And if Germans overran the motherland and subjected everyone I loved to live under a swastika, I’d never see it.
I was discharged in a steel-gray twilight a few days into the new year. Buttoning up my uniform, I saw how it hung loose on me, and in the sliver of mirror I could see how grained and ashy my skin had grown. “You look pretty,” Alexei said from just behind me. “Do you have much of a scar?”
“You’re losing your touch, Alexei.” I arranged my cap over my hair, feeling the puckered ridge on my scalp from my last trip to the hospital battalion. “Telling a woman she looks pretty while bringing up her scars.”
“At least this one doesn’t show, under that uniform.” He came a step closer. “You could show me, you know. Later, maybe. After dinner.”
“The scars under my uniform are none of your business. You are never, ever, going to see them.” I made a point of not stepping away from him. Alexei had done that so often when we were married; moved just a hair too close so I felt the urge to back up. I was done backing up. “If you’ll excuse me, Comrade Lieutenant.” Turning away from the mirror.
“I’m trying to compliment you, kroshka.” His hand dropped to my arm; he sounded irked. When Alexei Pavlichenko exerted himself for a woman, he expected his efforts to be greeted with smiles. “Can’t you appreciate that?”
“And I have invaders to target.” Yanking away. “Can’t you appreciate that?”
He laughed, the indulgent sound raking my ears. “Mila, really. You should—”
“Be going? Yes.” I straightened my collar, lifting my chin. “I don’t want your compliments. I don’t want your dinner invitations. I don’t want anything from you at all.”
“You want that blond lieutenant instead?” Alexei asked, conversational. “Maybe I should give him a few tips. How to handle the girl sniper . . . it’s been a while, but I still remember what makes you writhe and moan.”

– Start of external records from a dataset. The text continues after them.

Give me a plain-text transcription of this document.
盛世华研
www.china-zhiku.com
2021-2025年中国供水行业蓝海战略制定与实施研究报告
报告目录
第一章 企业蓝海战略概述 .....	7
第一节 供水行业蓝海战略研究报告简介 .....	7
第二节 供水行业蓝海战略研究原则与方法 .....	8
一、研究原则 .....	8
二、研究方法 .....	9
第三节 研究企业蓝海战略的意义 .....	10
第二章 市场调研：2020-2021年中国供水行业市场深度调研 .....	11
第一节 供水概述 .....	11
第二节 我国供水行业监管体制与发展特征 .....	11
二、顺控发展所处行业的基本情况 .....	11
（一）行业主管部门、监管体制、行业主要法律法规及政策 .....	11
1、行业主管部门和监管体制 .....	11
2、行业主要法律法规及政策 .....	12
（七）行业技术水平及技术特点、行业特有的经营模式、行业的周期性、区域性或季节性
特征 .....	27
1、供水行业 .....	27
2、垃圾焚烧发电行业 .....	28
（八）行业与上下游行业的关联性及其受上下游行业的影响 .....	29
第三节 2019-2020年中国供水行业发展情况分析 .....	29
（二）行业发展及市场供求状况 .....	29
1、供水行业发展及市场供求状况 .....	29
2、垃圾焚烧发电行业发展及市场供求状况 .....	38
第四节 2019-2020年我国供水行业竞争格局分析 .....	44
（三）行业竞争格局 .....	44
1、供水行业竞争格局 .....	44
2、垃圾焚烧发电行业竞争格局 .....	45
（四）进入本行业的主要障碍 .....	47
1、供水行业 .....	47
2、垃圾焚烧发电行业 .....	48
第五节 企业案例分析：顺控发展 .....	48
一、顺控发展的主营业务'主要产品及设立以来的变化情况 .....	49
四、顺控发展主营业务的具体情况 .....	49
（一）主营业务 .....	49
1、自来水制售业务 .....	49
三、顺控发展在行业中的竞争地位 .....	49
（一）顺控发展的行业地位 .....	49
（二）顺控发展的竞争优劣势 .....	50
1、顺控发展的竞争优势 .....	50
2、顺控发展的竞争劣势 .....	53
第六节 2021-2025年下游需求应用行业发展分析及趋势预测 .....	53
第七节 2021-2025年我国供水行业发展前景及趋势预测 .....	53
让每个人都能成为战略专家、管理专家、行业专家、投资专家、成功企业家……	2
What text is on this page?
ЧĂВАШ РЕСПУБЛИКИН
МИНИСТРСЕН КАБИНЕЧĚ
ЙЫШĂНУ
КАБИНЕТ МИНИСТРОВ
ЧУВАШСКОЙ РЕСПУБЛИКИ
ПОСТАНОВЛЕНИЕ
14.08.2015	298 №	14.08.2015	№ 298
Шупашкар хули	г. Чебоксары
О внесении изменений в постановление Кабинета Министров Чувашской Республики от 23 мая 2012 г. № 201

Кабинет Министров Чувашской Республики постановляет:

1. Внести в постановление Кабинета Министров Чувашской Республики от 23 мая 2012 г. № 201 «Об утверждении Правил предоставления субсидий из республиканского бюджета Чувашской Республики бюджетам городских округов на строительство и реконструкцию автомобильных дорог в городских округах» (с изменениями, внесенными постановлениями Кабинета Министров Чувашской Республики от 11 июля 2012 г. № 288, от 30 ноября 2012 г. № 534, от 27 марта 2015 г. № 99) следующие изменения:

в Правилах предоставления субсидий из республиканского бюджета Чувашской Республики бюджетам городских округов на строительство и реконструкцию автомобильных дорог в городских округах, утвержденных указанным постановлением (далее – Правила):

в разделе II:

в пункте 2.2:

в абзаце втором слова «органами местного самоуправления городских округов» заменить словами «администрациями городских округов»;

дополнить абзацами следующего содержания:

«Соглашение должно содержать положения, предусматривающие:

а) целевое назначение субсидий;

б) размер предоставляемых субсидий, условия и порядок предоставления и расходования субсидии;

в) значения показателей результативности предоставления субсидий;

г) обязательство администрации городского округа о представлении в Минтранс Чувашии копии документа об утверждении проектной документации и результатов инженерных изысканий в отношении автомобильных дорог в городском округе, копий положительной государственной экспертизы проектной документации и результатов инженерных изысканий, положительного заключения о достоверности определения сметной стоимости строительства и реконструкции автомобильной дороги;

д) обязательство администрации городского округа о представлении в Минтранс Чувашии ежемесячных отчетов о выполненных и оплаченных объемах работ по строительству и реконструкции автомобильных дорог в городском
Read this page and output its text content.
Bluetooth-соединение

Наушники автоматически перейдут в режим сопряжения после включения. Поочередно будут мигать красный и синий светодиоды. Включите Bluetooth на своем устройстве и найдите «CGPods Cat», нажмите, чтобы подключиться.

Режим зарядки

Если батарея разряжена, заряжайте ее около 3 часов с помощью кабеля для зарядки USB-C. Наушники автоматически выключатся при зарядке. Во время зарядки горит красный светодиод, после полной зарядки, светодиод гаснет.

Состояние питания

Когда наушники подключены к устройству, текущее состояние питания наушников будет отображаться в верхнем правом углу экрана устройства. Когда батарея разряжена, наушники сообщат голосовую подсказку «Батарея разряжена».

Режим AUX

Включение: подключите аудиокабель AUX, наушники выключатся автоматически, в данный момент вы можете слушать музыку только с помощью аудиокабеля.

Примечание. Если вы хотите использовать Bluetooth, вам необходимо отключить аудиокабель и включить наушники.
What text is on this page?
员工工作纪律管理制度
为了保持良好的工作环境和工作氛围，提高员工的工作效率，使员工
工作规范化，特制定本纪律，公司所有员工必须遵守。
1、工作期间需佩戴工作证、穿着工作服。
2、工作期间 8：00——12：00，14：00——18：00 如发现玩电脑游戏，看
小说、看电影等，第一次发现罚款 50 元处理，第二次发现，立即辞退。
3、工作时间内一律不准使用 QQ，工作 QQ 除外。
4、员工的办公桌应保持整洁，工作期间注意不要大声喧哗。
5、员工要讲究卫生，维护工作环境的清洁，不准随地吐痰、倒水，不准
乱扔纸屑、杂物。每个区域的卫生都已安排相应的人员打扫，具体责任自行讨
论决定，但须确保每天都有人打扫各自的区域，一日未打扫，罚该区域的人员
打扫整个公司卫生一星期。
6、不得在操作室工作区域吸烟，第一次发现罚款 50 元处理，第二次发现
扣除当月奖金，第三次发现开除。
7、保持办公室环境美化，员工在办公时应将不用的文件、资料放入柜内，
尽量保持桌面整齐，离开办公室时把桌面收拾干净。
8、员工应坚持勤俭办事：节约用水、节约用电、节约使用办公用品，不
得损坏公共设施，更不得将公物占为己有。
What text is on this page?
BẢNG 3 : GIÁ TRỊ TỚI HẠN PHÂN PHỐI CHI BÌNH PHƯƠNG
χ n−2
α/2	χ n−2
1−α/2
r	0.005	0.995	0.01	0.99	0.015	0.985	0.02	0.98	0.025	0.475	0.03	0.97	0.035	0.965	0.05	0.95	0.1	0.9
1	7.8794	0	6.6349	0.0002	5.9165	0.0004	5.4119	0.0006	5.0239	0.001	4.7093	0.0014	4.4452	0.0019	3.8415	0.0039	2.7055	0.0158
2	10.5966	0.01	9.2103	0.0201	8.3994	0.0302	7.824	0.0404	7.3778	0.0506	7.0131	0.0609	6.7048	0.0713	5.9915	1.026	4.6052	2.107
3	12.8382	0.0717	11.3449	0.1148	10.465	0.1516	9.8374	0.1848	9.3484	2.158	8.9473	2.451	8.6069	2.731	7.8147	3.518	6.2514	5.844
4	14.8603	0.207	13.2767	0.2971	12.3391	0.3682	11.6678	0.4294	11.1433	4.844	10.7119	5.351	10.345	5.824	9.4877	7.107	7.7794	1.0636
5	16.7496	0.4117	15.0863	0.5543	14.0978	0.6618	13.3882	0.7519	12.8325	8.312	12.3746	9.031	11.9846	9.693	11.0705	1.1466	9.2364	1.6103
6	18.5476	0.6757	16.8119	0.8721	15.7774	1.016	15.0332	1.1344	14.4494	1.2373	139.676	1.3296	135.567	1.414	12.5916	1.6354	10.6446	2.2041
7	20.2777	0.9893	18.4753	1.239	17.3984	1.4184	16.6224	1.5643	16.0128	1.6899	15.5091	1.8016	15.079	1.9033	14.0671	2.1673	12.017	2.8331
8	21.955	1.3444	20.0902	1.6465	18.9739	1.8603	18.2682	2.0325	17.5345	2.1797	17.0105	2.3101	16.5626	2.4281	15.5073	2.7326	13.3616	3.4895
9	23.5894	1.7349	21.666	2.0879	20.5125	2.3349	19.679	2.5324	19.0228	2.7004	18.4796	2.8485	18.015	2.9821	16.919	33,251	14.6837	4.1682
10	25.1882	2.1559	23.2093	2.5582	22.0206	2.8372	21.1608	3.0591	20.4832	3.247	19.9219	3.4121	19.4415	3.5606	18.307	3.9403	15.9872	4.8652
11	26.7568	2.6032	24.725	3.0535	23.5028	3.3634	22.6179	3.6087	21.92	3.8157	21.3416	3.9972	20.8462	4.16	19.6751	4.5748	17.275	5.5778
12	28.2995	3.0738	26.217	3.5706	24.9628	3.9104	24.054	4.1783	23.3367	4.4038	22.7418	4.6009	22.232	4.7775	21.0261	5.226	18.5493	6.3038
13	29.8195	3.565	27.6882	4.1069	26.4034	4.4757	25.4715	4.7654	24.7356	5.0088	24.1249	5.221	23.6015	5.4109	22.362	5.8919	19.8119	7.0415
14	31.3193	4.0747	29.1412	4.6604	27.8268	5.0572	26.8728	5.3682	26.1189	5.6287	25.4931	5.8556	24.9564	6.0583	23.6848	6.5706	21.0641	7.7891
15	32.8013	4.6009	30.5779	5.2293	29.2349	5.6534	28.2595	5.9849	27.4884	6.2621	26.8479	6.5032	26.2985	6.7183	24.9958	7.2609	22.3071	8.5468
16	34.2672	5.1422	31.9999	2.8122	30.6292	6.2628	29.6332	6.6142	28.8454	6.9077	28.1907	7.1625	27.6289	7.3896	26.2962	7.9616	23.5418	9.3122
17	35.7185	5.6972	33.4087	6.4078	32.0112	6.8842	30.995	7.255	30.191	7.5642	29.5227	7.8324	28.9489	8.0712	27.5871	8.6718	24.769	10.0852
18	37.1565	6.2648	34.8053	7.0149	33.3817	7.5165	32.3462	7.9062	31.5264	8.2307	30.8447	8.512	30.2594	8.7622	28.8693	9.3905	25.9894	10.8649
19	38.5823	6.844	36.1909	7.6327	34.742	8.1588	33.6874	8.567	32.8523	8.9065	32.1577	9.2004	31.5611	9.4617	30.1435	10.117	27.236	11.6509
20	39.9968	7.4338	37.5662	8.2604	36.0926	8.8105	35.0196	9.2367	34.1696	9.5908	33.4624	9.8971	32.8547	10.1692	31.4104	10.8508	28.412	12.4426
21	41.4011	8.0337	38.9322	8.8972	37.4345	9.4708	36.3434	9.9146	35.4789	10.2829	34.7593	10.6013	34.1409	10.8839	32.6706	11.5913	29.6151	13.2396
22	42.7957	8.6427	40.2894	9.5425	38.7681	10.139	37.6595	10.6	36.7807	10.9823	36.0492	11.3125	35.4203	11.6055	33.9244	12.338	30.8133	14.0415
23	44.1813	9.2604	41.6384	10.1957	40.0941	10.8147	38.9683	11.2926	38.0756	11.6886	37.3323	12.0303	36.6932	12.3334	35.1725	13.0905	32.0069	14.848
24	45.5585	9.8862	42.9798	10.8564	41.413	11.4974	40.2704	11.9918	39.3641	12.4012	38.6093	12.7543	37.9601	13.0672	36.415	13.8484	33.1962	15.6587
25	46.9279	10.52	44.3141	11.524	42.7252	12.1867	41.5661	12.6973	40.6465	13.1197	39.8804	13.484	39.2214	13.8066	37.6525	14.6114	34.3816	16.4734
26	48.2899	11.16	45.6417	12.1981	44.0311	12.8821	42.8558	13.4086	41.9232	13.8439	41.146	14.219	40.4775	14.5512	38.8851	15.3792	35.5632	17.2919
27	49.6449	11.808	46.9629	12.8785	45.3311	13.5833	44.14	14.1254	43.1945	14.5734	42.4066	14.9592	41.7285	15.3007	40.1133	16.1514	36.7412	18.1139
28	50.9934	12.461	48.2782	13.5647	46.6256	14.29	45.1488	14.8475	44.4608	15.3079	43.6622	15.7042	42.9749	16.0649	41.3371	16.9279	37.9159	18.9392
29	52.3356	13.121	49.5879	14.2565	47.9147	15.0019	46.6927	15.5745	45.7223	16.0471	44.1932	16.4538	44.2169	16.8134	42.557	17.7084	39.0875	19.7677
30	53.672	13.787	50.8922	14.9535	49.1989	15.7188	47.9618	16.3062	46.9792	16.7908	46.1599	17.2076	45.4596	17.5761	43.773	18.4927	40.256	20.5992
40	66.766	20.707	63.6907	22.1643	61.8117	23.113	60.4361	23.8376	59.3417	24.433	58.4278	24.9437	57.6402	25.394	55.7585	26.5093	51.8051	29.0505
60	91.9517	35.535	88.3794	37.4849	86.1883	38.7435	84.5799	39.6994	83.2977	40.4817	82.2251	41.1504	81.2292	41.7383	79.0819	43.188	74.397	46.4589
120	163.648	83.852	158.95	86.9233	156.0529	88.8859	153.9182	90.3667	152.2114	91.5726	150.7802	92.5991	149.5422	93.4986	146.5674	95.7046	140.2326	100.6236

Rage made me light-headed as I strode off down the corridor with its harsh-flickering lights. Around the corner I had to stop and steady myself against the wall, shoulder throbbing. Beating the rage into submission didn’t help; the wound kept beating in a pulse of pain I felt right down to my feet. It really wasn’t done healing. If this had been peacetime, I’d have been given another week in bed, but if it had been peacetime, I wouldn’t need it. The second German assault had been pushed back, at the cost of 23,000 dead, wounded, or missing . . . but there would be another soon enough. I stood there mentally framing my husband’s smirking face with imaginary telescopic sights as he chuckled and said, Just teasing, Mila!—now that would be a shot I wouldn’t miss. I mentally pulled that trigger until the dizziness of rage passed. Then I made my way aboveground from the dugout medical center.
As I shaded my eyes in the fading winter light, I saw a mud-
splattered official car pulled up by the entrance. Lyonya leaned against it, reading a battered Gorky novel. “I thought I’d drive you back to 1st Battalion’s lines,” he said when he saw me. “Have dinner with me when we get there?”
And I shoved Alexei’s jeering voice out of my head and said simply, “I’d like that.”
EVEN A COMPANY commander doesn’t get much in the way of living quarters on the front line. Lyonya had a private dugout like a tiny cellar, earth walls and packed dirt floor and three layers of logs overhead for a ceiling he had to stoop under . . . and when I saw how he’d made it ready, all that came out of me was a quiet “Oh.”
“It’s not much,” he said anxiously, hovering at the entrance. He’d knocked a table together out of rough planks and covered it with a canvas drape for a tablecloth; the battery-powered lamp showed dinner laid out on tin plates—the kind of front-line feast that meant a week’s worth of bartering and trading of favors had taken place. Black bread and hard salami, a can of meat stew, soft-cooked potatoes in a mess tin, vodka . . . In the middle was a 45mm shell case he’d turned into a vase, crammed with green fronds of juniper and sprays of maple twigs glowing with red-gold leaves. “I thought you could send them to your son later—I know you collect leaves and flowers for him.”